German General Personas: A Survey-Derived Persona Prompt Collection for Population-Aligned LLM Studies
Jens Rupprecht, Leon Fröhling, Claudia Wagner, Markus Strohmaier
TL;DR
This work introduces German General Personas (GGP), a survey-derived, population-aligned collection of 5,246 persona prompts grounded in the ALLBUS German General Social Survey. By combining a fixed core demographic block with a data-driven TOP-k attribute set, GGP enables plug-and-play prompting of diverse LLMs to simulate population response distributions across 27 outcome variables. Across a range of models and data regimes, GGP-based prompts often outperform baseline distribution-prediction methods, especially in data-scarce settings, and exhibit limited sensitivity to representativity. The study highlights the utility of principled attribute selection and prompt-based population alignment for scalable, interpretable NLP-based social simulations, while noting ethical and methodological caveats. Overall, GGP provides a practical, empirically grounded resource for researching population-aligned prompting in NLP and CSS contexts.
Abstract
The use of Large Language Models (LLMs) for simulating human perspectives via persona prompting is gaining traction in computational social science. However, well-curated, empirically grounded persona collections remain scarce, limiting the accuracy and representativeness of such simulations.

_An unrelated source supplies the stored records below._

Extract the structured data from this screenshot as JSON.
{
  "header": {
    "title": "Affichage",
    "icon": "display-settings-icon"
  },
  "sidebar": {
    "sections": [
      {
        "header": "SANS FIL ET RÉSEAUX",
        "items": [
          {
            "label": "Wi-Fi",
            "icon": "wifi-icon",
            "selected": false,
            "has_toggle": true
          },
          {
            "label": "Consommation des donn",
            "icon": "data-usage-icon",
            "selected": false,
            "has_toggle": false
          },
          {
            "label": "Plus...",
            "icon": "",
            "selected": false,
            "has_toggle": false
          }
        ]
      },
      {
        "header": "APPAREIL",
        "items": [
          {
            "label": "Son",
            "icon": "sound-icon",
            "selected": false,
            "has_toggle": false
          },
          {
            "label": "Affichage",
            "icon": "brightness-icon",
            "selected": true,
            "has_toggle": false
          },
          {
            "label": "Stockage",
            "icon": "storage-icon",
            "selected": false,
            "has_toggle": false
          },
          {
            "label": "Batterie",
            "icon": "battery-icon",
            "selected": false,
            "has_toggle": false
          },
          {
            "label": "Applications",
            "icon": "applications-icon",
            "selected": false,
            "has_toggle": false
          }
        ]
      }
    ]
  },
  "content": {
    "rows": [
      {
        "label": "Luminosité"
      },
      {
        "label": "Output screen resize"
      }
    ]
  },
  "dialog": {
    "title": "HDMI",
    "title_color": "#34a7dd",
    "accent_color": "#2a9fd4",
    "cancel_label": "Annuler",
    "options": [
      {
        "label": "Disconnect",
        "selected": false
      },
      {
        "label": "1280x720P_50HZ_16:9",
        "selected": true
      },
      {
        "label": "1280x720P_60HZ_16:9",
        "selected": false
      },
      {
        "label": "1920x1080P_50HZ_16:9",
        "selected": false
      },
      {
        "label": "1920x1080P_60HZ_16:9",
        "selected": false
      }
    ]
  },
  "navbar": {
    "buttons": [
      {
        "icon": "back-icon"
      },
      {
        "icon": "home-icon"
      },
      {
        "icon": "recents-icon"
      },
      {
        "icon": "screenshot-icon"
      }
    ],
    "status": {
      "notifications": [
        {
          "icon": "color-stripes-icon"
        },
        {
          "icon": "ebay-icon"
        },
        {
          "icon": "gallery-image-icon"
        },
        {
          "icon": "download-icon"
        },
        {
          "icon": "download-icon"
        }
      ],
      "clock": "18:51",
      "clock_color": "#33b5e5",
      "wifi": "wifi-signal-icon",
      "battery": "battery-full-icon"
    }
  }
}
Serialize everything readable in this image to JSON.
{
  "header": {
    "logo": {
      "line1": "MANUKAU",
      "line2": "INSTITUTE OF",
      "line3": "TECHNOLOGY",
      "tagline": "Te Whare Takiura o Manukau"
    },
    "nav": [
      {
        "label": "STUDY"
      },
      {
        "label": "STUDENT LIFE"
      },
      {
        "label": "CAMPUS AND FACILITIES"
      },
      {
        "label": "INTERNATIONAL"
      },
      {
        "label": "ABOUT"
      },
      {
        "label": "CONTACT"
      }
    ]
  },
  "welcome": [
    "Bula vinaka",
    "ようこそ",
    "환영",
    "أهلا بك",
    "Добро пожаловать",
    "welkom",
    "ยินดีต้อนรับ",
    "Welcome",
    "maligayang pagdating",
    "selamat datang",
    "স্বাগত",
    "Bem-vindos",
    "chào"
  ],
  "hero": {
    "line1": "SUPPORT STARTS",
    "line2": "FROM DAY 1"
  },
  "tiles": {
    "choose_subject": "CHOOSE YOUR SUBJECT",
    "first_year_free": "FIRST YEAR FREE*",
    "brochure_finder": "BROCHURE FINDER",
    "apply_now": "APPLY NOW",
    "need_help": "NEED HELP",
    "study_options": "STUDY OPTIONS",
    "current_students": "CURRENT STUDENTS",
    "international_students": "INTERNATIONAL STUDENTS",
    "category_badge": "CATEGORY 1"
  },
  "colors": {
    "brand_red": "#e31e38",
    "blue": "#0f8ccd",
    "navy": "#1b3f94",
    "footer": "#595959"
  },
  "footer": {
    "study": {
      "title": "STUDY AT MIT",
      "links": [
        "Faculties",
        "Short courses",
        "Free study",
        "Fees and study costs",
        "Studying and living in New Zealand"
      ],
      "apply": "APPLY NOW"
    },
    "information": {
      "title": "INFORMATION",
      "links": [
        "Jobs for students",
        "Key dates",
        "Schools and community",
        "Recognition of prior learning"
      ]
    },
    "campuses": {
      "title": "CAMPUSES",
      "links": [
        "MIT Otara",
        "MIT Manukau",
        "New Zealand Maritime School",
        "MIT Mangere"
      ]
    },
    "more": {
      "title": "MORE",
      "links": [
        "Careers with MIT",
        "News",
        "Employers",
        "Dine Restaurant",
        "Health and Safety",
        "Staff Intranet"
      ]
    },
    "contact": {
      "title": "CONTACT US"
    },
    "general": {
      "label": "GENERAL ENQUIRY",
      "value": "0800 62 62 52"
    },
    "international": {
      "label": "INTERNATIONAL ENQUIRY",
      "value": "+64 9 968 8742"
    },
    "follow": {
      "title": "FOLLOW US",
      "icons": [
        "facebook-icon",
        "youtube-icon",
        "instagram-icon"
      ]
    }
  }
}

Here we introduce the German General Personas (GGP) collection, a comprehensive and representative persona prompt collection built from the German General Social Survey (ALLBUS). The GGP and its persona prompts are designed to be easily plugged into prompts for all types of LLMs and tasks, steering models to generate responses aligned with the underlying German population. We evaluate GGP by prompting various LLMs to simulate survey response distributions across diverse topics, demonstrating that GGP-guided LLMs outperform state-of-the-art classifiers, particularly under data scarcity. Furthermore, we analyze how the representativity and attribute selection within persona prompts affect alignment with population responses. Our findings suggest that GGP provides a potentially valuable resource for research on LLM-based social simulations that enables more systematic explorations of population-aligned persona prompting in NLP and social science research.